Il devient de plus en plus évident que le premier ministre Hun Sun n’a pas l’intention de laisser les médias libres poursuivre leur travail à l’intérieur du pays avant les élections de 2018. Le gouvernement a plutôt profité de toutes les occasions s’offrant à lui pour s’attaquer aux critiques, aux opposants politiques, aux ONG, et à l’indépendance des médias cherchant à communiquer la vérité.
CAPITALE : Phnom Penh
POPULATION : 15,76 millions
PIB : 20,017 G $US
MEMBRE :
Association of South East Asian Nations (ASEAN), Mouvement des pays non alignés (NAM), Organisation des Nations Unies
MEMBRES ACTIFS DE L’IFEX DANS CE PAYS :
Cambodian Center for Human Rights (CCHR) | cchrcambodia.org
Cambodian Center for Independent Media (CCIM) | ccimcambodia.org
CLASSEMENT DE LA LIBERTÉ DE LA PRESSE :
Indice mondial de la liberté de la presse 2017 de Reporters sans frontières 132 sur 179 pays
Des élections souvent menaçantes
Des élections locales ont eu lieu en juin 2017 dans un environnement décrit par Human Rights Watch comme « menaçant » et « hostile à la liberté d’expression et à une véritable participation politique ». Une menace exacerbée par la déclaration glaçante du premier ministre Hun Sen, précisant que pour assurer la victoire de son parti, il était prêt à « éliminer 100 à 200 personnes ». Il ne s’agissait pas là de menace en l’air. Vingt ans plus tôt, en juillet 1997, des dizaines de personnes ont été assassinées lorsque les forces armées, fidèles au CPP, ont évincé Norodom Ranariddh, chef du parti royaliste FUNCINPEC et vice-premier ministre de l’époque de Hun Sen.

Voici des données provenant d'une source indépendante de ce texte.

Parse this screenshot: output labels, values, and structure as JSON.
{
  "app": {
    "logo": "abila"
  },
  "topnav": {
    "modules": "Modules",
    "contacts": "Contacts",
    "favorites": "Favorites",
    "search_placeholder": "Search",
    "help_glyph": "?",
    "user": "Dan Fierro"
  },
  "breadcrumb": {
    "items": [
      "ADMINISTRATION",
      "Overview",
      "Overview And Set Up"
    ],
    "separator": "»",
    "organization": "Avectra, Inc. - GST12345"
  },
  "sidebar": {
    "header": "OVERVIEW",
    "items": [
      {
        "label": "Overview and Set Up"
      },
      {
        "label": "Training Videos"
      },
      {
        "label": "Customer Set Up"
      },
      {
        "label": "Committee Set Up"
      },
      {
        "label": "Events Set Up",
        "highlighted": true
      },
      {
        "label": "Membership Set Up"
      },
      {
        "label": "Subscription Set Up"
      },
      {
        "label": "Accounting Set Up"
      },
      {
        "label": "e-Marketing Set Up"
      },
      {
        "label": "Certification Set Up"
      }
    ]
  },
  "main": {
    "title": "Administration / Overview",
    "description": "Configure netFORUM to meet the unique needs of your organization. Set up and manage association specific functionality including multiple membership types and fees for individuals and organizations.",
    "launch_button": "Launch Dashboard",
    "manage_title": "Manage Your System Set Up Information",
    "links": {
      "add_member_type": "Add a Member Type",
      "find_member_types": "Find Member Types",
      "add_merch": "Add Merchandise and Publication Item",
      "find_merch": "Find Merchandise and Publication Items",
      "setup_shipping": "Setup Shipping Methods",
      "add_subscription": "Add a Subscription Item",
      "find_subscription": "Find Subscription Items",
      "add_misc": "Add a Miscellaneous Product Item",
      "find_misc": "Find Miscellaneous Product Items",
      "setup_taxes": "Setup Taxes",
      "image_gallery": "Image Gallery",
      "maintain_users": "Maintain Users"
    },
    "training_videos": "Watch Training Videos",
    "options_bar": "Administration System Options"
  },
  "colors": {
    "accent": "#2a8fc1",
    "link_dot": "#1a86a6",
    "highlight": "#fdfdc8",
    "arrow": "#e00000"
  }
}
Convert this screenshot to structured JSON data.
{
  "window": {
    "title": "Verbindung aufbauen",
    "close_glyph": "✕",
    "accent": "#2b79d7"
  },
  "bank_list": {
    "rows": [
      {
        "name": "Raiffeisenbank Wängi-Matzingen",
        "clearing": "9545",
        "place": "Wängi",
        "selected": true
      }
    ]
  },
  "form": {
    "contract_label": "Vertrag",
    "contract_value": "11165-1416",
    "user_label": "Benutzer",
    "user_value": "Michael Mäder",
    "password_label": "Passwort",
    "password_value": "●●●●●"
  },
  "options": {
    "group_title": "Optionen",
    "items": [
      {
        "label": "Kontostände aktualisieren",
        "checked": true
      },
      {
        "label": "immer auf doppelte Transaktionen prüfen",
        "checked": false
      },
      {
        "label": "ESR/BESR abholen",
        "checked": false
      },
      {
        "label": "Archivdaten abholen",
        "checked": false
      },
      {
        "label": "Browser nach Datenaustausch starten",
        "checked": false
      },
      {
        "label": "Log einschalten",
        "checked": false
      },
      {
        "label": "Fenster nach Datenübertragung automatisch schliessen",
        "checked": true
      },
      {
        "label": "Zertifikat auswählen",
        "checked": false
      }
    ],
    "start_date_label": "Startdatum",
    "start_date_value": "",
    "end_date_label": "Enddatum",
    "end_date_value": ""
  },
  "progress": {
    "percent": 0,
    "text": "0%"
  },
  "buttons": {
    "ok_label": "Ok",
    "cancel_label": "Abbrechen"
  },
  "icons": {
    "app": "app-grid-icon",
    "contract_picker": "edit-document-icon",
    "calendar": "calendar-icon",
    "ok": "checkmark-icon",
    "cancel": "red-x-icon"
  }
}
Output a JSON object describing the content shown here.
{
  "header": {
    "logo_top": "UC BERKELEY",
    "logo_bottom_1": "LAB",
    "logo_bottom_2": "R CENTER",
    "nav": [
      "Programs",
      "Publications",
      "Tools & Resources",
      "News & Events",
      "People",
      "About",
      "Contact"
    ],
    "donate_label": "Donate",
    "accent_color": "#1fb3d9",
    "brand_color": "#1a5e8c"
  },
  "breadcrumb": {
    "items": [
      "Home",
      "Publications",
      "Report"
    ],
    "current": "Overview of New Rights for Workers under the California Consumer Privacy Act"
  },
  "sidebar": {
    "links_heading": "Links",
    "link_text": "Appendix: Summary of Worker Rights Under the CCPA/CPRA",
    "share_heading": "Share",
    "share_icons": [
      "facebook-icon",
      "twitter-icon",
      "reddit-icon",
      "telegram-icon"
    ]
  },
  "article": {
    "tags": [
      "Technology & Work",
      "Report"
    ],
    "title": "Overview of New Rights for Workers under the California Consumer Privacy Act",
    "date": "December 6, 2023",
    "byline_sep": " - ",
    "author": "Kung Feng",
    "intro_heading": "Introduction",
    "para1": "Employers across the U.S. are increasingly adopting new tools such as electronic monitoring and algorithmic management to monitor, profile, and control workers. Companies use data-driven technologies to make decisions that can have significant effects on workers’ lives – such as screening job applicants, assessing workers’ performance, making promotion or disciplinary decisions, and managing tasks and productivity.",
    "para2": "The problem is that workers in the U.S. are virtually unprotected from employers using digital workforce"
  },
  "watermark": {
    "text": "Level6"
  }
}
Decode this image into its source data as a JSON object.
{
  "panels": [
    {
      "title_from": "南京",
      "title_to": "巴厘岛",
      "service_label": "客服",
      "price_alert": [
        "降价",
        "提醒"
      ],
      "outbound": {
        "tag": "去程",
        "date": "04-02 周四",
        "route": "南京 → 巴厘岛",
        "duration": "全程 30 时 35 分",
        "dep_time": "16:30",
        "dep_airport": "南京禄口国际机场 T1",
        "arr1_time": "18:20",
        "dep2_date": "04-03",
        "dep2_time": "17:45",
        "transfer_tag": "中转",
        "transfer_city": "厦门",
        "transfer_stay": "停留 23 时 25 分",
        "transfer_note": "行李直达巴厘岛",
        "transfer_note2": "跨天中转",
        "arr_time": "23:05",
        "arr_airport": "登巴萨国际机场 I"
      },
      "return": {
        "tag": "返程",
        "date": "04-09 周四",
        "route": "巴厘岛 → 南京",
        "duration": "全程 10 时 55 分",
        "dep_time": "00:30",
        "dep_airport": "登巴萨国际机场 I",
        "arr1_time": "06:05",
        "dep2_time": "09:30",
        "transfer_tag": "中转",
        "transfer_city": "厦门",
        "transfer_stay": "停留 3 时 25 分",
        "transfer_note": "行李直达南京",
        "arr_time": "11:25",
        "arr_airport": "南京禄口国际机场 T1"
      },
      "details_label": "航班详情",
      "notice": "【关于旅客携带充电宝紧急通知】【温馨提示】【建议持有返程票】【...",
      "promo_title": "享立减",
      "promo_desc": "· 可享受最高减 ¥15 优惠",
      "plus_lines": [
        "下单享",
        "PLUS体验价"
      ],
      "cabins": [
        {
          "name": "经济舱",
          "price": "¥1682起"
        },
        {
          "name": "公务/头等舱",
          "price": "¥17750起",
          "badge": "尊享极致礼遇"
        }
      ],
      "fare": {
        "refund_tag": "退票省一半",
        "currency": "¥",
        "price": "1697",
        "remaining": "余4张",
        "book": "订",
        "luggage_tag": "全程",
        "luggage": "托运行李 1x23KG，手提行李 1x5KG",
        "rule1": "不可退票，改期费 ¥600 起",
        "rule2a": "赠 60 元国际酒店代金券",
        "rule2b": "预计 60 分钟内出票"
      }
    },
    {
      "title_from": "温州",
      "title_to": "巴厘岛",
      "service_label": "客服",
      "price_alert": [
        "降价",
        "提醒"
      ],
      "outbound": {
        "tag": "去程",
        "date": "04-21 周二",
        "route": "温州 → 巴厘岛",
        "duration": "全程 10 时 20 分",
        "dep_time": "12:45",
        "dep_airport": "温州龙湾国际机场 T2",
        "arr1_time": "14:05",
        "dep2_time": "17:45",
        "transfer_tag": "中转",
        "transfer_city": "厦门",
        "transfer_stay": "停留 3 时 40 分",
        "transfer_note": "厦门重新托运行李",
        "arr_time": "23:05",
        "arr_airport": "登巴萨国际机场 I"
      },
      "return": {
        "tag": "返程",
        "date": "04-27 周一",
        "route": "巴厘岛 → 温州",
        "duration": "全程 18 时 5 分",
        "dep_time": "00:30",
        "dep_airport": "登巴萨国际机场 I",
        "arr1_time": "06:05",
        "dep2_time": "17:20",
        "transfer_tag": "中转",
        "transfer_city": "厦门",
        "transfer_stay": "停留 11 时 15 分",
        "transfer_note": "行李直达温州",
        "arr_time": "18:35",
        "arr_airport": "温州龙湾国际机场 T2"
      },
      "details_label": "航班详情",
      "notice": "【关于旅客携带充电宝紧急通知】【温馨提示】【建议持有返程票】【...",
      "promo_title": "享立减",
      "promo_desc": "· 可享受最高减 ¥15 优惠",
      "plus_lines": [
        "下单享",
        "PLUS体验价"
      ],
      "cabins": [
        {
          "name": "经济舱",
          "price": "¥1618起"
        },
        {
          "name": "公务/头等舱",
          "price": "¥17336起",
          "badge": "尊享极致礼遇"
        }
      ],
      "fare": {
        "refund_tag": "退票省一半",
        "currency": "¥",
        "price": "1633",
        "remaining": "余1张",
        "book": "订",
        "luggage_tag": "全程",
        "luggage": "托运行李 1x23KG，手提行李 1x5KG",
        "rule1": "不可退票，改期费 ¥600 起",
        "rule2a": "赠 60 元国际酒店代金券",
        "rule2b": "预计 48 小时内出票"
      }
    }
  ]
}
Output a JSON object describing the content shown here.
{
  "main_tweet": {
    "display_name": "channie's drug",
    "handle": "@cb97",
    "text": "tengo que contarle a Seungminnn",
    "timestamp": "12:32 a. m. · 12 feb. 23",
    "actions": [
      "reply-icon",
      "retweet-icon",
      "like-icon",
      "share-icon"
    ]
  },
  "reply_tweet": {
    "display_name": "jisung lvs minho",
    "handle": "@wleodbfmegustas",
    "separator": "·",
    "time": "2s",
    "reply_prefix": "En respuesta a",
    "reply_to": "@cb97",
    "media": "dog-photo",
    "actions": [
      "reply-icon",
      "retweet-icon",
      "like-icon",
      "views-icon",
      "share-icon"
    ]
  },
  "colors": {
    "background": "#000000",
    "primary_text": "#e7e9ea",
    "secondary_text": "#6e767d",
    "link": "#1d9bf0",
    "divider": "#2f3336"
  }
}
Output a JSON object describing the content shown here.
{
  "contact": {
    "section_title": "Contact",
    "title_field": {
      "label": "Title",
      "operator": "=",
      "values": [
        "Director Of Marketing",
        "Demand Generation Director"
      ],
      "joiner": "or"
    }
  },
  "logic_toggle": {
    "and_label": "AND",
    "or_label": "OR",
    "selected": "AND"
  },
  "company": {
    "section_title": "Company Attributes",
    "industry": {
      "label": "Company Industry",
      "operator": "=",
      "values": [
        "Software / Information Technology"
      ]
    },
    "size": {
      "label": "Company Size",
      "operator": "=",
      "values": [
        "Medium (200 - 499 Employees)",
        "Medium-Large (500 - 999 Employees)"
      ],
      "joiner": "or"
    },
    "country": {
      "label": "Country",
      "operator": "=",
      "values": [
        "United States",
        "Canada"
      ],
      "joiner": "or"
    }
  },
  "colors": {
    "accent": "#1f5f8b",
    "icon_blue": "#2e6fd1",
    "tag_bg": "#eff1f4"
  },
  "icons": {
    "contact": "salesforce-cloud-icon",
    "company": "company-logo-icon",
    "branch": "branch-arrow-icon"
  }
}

Les élections du 17 juin furent relativement paisibles. Le Parti du sauvetage national du Cambodge (CNRP) a obtenu 46 % des voix contre 51 % pour le CPP, ce qui représente une avancée importante pour l’opposition par rapport aux années précédentes. Néanmoins, les élections se sont déroulées dans un climat menaçant, en particulier contre les groupes de la société civile qui ont contesté le gouvernement. Par exemple un porte-parole du ministère de l’Intérieur avait menacé qu’il y aurait des répercussions après les élections si les ONG persistaient dans leur mouvement d’opposition.
Un an plus tard, cette menace est devenue bien réelle avec l’arrestation de Kem Sokha, le chef du CNRP, le 3 septembre dernier, accusé de « trahison » pour collusion avec les É.U., représentant une escalade des hostilités contre l’opposition, mais aussi venant marquer l’antagonisme du premier ministre à l’égard des États-Unis.
Mesures des répressions contre la presse avant les elections générales
Juste avant les élections locales du 17 juin, le ministère de l’Intérieur a publié des lignes directrices encadrant ce que la presse peut couvrir et interdisant notamment les reportages qui pourraient avoir une incidence sur « l’ordre public » ou ceux pouvant engendrer une « peur de la violence ». Le Comité pour la protection des journalistes a décrit l’édit comme « intrusif, vague et menaçant ». Des restrictions similaires sur les médias ont été mises en place avant les élections générales de juillet 2018, y compris un arrêté ministériel, publié en juin 2018, qui impose des restrictions draconiennes aux utilisateurs de médias sociaux. L’ordre interdit le partage de contenu que le gouvernement définit vaguement comme provoquant « l’incitation » et « sapant la solidarité sociale ».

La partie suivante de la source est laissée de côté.